When AWS launched Instance Refresh for EC2 Auto Scaling last year my colleagues and me were delighted: Should we be able to retire our half baked and mostly working lambda for restarting ec2 instances and hand this over to AWS Auto Scaling?

I think we were not the only ones looking forward to this: Auto Scaling groups is an extremely popular option of the most popular AWS service (EC2) of the biggest cloud provider in the world. At the same time all of these many customers are responsible to use a recent machine image with current security patches. That means refreshing instances in an Auto Scaling Group is something anybody out there needs to do on a regular basis¹ and anybody who does not like busywork will automate the process.

As it turns out that is much trickier than it seems at first glance:

The restart interferes with Auto Scaling Policies
It can get disrupted by new deployments
AWS Auto Scaling tries to balance instance counts between availability zones while the goal is to remove instances with old AMIs.

If you are trying to use this new functionality in the Console you are up for a little confusion:

/img/instance_refresh_console.png

So on the one hand "Each instance is terminated first and then replaced, which temporarily reduces the capacity available" but on the other hand there is a minimum health percentage parameter which indicates the "percentage of the desired capacity of the Auto Scaling group must remain healthy during this operation to allow it to continue". So if the minimum health percentage is 100% capacity should not go down during the instance refresh, right?

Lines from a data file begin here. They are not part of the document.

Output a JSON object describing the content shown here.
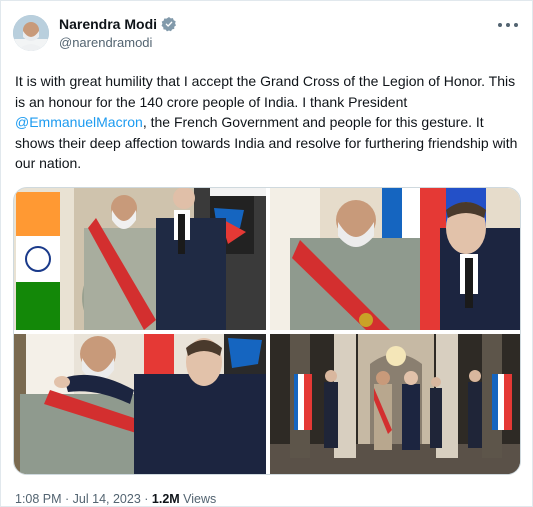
{
  "author": {
    "display_name": "Narendra Modi",
    "handle": "@narendramodi",
    "avatar_icon": "avatar-photo",
    "verified_icon": "verified-badge-icon"
  },
  "menu": {
    "icon": "more-options-icon"
  },
  "tweet": {
    "text_part1": "It is with great humility that I accept the Grand Cross of the Legion of Honor. This is an honour for the 140 crore people of India. I thank President ",
    "mention": "@EmmanuelMacron",
    "text_part2": ", the French Government and people for this gesture. It shows their deep affection towards India and resolve for furthering friendship with our nation."
  },
  "media": {
    "photos": [
      {
        "name": "photo-award-ceremony-with-flags"
      },
      {
        "name": "photo-medal-presentation-closeup"
      },
      {
        "name": "photo-sash-being-placed"
      },
      {
        "name": "photo-hall-with-guard-of-honour"
      }
    ]
  },
  "meta": {
    "time": "1:08 PM",
    "separator": " · ",
    "date": "Jul 14, 2023",
    "views_count": "1.2M",
    "views_label": "Views"
  },
  "colors": {
    "link": "#1d9bf0",
    "secondary_text": "#536471",
    "primary_text": "#0f1419"
  }
}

Sadly, that is not the case: The first sentence is correct:

Each instance is terminated first and then replaced, […]

The minimum health percentage parameter instead just decides how many instances are stopped at the same time. Setting it to 100% means one instance will be stopped at a time. So for an Auto Scaling Group with one instance this parameter is quite misleading: The one instance will be stopped and a new one started for any value set as "minimum health percentage".

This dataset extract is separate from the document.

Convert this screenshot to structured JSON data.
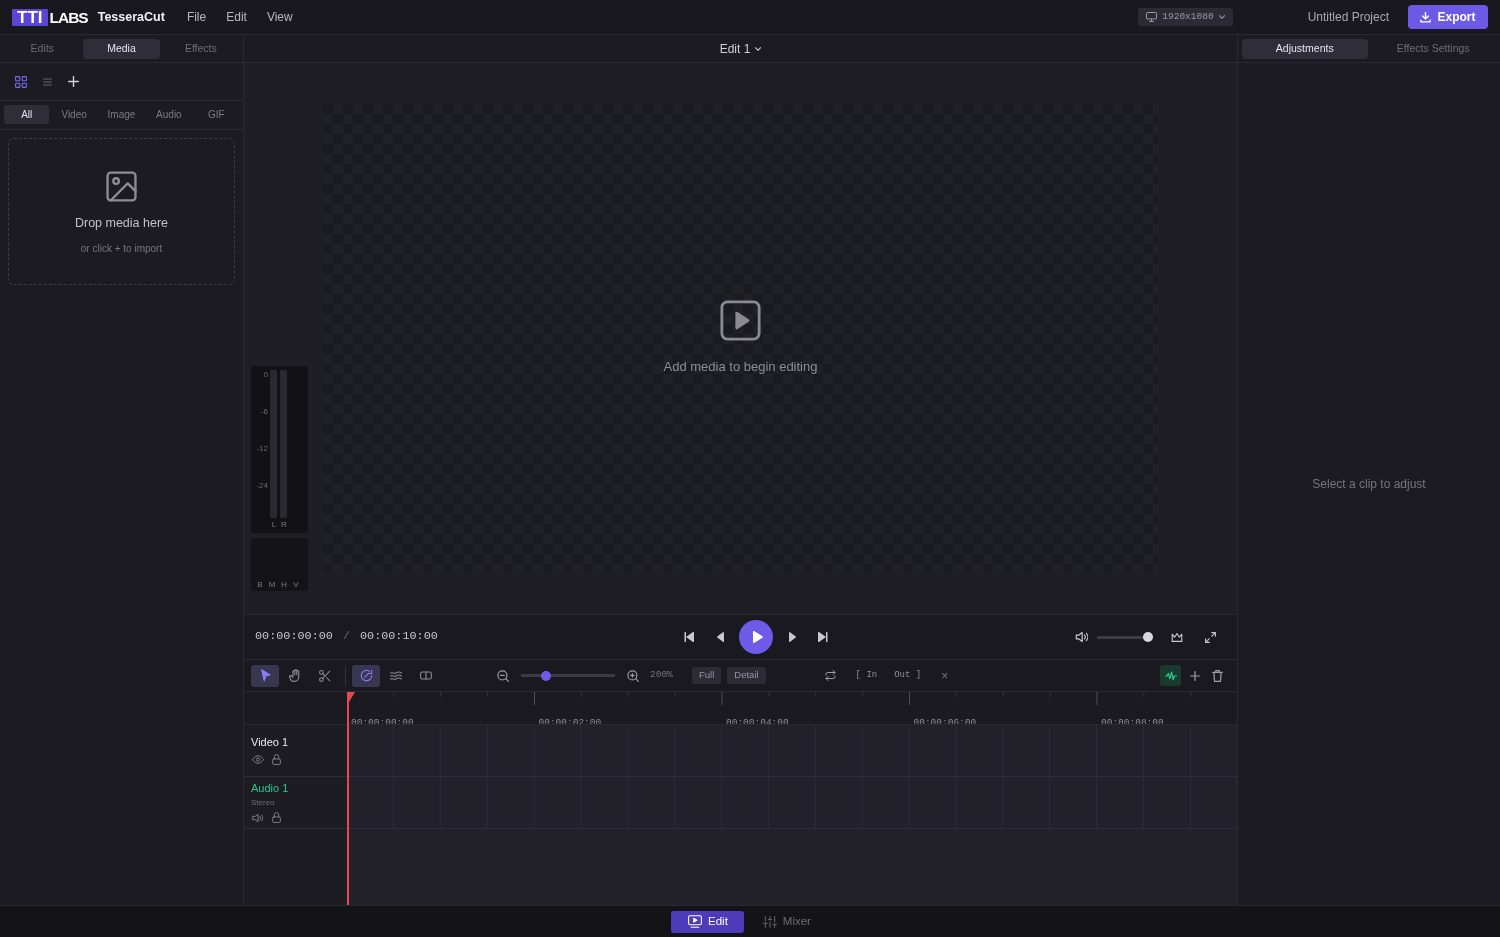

So basically refreshing the instances of an Auto Scaling group always reduces capacity. In the case of one instance it means a guaranteed service interruption. In the case of a decently utilized group with more than one instance it has the potential for one. This is exactly what we were experiencing when we gave this feature a spin.

/img/502-great-success.jpg

So what is this feature useful for? We found one particular use for it: Restarting instances with mounted EBS volumes. Any Auto scaling group that contains such instances is tagged as such and the lambda we use for restarting services makes use of the refresh instance API call in this particular case.

One could also treat machines like pets not cattle and patch them, but I would not recommend going down that path.

aws ec2